DBMSs may attempt to commit updates: make the pending changes permanent. If the commit is unsuccessful, the DBMSs can rollback (also called abort) and restore from a savepoint (clean snapshot of the database tables).
A database journal is a log of all database transactions. Should a database become corrupted, the database can be reverted to a backup copy, and then subsequent transactions can be “replayed” from the journal, restoring database integrity.
Database Replication and Shadowing
Databases may be highly available (HA), replicated with multiple servers containing multiple copies of tables. Integrity is the primary concern with replicated databases: if a record is updated in one table, it must be simultaneously updated in all tables. Also, what happens if two processes attempt to update the same tuple simultaneously on two different servers? They both cannot be successful; this would violate the integrity of the tuple.
Database replication mirrors a live database, allowing simultaneous reads and writes to multiple replicated databases by clients.
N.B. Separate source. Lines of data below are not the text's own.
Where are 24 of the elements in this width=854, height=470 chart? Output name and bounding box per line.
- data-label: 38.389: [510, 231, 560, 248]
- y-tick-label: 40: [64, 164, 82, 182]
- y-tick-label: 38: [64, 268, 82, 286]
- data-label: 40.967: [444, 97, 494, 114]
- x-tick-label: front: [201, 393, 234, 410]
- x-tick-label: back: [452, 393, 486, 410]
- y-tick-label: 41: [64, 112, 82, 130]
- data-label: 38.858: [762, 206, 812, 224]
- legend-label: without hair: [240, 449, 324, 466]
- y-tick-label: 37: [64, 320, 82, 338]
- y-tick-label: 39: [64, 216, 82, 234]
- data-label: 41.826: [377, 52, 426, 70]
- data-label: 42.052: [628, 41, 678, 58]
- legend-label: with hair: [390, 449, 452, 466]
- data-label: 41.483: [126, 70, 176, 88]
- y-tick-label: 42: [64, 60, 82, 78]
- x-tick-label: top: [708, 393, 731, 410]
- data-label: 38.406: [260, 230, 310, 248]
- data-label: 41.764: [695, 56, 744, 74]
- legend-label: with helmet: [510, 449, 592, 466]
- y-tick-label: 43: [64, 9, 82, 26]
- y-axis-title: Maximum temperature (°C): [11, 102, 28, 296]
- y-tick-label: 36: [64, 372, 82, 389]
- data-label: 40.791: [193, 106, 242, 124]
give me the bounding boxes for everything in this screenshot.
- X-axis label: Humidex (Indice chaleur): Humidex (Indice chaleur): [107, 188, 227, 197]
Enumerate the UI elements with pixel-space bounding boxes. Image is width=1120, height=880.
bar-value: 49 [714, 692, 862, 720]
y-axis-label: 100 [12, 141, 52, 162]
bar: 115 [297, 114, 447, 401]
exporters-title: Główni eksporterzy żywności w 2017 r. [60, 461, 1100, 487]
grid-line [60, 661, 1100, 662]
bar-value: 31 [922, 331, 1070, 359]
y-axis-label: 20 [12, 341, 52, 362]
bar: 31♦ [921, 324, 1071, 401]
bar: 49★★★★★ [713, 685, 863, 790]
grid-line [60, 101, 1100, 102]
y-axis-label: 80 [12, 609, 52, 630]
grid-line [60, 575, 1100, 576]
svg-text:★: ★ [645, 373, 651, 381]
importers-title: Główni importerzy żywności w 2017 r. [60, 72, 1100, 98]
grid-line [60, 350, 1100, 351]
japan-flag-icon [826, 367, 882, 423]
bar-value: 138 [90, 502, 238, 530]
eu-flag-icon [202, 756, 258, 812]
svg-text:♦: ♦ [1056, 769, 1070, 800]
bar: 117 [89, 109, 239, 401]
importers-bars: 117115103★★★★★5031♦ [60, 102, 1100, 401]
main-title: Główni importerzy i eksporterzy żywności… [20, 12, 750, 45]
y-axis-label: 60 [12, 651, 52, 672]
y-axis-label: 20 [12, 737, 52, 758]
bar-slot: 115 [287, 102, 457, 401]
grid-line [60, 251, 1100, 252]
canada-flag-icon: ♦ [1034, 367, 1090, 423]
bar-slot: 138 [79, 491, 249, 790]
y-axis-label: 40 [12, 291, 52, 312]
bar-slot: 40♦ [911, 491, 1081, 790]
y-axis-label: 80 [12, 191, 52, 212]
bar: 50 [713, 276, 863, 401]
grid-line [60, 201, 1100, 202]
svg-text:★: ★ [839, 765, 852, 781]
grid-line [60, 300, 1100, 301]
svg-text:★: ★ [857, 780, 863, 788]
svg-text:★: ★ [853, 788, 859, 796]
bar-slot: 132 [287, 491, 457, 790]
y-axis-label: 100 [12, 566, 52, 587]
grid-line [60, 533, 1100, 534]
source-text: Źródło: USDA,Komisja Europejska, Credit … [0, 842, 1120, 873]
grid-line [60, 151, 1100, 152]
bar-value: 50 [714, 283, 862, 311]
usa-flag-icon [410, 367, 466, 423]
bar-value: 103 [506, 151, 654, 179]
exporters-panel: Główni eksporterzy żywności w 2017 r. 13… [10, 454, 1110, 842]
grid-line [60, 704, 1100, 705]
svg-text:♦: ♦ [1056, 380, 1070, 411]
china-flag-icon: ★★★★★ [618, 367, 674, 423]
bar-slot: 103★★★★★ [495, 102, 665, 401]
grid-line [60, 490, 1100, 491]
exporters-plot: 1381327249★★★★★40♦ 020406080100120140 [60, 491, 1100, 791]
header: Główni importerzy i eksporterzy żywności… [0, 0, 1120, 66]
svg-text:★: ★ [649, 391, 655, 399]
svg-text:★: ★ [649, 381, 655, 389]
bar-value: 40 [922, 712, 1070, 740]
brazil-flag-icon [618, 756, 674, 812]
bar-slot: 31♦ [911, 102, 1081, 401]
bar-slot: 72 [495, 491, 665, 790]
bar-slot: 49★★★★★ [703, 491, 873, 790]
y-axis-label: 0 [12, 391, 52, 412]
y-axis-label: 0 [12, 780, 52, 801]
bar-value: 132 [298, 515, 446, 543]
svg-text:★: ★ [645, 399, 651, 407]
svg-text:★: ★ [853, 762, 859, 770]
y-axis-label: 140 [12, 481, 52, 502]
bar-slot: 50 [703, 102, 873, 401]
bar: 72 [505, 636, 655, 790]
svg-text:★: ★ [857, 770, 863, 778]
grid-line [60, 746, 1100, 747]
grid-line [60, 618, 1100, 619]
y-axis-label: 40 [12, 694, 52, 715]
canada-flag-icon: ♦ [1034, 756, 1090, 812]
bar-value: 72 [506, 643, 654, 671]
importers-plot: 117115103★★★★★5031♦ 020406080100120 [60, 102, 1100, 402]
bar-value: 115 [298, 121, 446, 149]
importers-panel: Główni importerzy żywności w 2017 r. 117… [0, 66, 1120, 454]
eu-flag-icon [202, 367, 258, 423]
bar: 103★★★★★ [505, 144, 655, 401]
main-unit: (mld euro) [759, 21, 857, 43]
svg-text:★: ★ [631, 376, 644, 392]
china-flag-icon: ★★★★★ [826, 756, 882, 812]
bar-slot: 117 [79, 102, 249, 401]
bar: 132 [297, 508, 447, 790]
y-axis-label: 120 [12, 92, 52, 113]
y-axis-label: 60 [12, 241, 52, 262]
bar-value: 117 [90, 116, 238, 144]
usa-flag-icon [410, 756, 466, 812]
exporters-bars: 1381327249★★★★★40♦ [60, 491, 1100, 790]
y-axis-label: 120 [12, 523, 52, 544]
Replicated databases pose additional integrity challenges. A two-phase (or multiphase) commit can be used to assure integrity: before committing, the DBMS requests a vote. If the DBMSs on each server agree to commit, the changes are made permanent. If any DBMSs disagree, the vote fails, and the changes are not committed (not made permanent).
A shadow database is similar to a replicated database, with one key difference: a shadow database mirrors all changes made to a primary database, but clients do not access the shadow. Unlike replicated databases, the shadow database is one-way (data flows from primary to shadow): it serves as a live data backup of the primary.
Data Warehousing and Data Mining
As the name implies, a data warehouse is a large collection of data. Modern data warehouses may store many terabytes (1000 gigabytes) or even petabytes (1000 terabytes) of data. This requires large scalable storage solutions.
The storage must be high performance, and allow analysis and searches of the data.
Once data is collected in a warehouse, data mining is used to search for patterns. Commonly sought patterns include signs of fraud. Credit card companies manage some of the world’s largest data warehouses, tracking billions of transactions per year. Fraudulent transactions are a primary concern of credit card companies that lead to millions of dollars in lost revenue. No human could possibly monitor all of those transactions, so the credit card companies use data mining to separate the signal from noise. A common data mining fraud rule monitors multiple purchases on one card in different states or countries in a short period of time. A violation record can be produced when this occurs, leading to suspension of the card or a phone call to the card owner’s home.